Prior investigations have found comparable associations between adherence to placebo study medication and all-cause mortality. Following the publication of the original Coronary Drug Project analysis3, similar associations were seen in several other studies410. Two trials did not find this association1820, though the latter was based on only nine arrhythmic deaths. When these data were combined in a meta-analysis, a strong association between placebo adherence and total mortality was observed, with a summary odds ratio = 0.56 (95% CI: 0.43 to 0.74)11. Three studies examined non-mortality endpoints: one did not find associations between placebo adherence and CHD or stroke incidence6, one did observe associations with sudden cardiac death and cardiac mortality9, and another found an association with hospitalization for CHF10.

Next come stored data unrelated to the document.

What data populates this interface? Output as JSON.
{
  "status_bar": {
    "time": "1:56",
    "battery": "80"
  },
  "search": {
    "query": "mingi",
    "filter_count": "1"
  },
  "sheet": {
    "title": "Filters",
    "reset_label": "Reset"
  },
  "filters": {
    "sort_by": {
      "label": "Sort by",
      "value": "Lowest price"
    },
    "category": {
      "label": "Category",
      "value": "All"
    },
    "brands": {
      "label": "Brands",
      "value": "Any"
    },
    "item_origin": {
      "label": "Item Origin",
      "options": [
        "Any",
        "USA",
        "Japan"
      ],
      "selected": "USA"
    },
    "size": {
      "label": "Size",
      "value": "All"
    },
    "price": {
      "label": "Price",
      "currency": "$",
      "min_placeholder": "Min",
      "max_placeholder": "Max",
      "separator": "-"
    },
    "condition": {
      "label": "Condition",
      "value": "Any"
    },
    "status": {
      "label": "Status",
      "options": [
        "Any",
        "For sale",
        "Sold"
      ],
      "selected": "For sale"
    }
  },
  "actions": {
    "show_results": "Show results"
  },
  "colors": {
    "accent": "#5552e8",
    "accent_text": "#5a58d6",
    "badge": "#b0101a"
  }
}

Several limitations to these analyses should be noted. First, there were few psychosocial variables available for adjustment, and these characteristics may be important determinants of survival2125, though whether such variables are also associated with adherence, fulfilling the definition of confounding, remains to be determined. Other, potentially important predictors of mortality in patients with CHF, such as exercise and depression, were not available for analysis and, if associated with adherence, may explain some of our findings. While the overall quality of the data was high, 2–3% of individual visit adherence values exceeded our data quality cutoff point and were set to missing. Finally, the lack of longitudinal data on potential confounders made it impossible to adjust for changes in these risk factors during the trials.

The implications of these findings are profound. The improved survival associated with greater adherence to placebo, if validated in other studies, is substantial and clinically meaningful. As noted, the factor(s) associated with this mortality reduction do not appear to be easily identifiable, but these analyses suggest that this survival advantage is not associated with risk factors that are commonly considered to predict survival, including smoking, hyperlipidemia, hypertension, and diabetes. Understanding for what placebo adherence is a marker may shed important light on strong determinants of health that go beyond traditional, well-accepted risk factors. Whether such determinants are intrinsic personal characteristics or represent potentially modifiable behaviors and psychological attributes that could be used to improve patients' health outcomes is a critical issue that deserves greater investigation and understanding.